## Thinking Mathematically (6th Edition)

a. $\sqrt{64}$ b. $0$ and $\sqrt{64}$ c. $-11, 0, \text{ and } \sqrt{64}$ d. $-11, -\frac{5}{6}, 0, 0.75, \sqrt{64}$ e. $\sqrt5$ and $\pi$ f. $-11, -\frac{5}{6}, 0, 0.75, \sqrt5, \pi, \sqrt{64}$
(a) The natural numbers are the counting numbers $1, 2, 3, ...$ Thus, the only natural number in the given set is $\sqrt{64}$ since it is equal to $8$. (b) The whole numbers are $0, 1, 2, 3, ...$ Thus, whole numbers in the given set are $0$ and $\sqrt{64}$. (c) The integers are $..., -3, -2, -1, 0, 1, 2, 3, ...$ Thus, the integers in the given set are $-11, 0, \sqrt{64}$. (d) Rational numbers are numbers that can be expressed as a fraction (or a quotient of two integers, where the denominator is not zero).

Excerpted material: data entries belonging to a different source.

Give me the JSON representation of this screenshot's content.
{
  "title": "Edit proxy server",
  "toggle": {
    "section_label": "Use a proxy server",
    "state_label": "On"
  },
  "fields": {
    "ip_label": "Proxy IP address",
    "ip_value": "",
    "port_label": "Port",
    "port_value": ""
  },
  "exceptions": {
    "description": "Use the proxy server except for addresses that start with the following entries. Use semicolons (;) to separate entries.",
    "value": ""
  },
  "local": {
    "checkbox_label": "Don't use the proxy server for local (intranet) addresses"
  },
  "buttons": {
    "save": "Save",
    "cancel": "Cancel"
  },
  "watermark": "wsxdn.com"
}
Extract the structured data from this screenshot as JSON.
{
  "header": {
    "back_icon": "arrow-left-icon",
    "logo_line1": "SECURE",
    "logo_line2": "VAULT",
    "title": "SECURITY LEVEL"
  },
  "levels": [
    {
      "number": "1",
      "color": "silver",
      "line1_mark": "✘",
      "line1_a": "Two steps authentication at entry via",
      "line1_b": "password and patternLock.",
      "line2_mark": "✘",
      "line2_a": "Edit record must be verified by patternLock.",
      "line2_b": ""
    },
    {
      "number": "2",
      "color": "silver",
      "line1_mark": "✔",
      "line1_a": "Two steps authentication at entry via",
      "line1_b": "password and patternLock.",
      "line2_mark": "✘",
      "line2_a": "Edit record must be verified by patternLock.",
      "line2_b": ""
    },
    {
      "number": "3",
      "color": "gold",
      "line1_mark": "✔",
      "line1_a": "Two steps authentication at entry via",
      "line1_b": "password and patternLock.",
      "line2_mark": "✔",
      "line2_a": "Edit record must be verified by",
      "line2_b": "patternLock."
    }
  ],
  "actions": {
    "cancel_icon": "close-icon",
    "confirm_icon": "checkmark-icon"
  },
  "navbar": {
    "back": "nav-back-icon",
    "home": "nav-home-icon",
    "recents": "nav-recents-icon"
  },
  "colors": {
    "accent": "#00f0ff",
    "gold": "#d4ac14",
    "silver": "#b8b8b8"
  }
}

Thus, the rational numbers in the given set are $-11, -\frac{5}{6}, 0, 0.75, \sqrt{64}$. (e) Irrational numbers are numbers that cannot be expressed as a fraction (or a quotient of two integers, where the denominator is not zero). Thus, the irrational numbers in the given set are $\sqrt5$ and $\pi$. (f) All the numbers in the set are real numbers.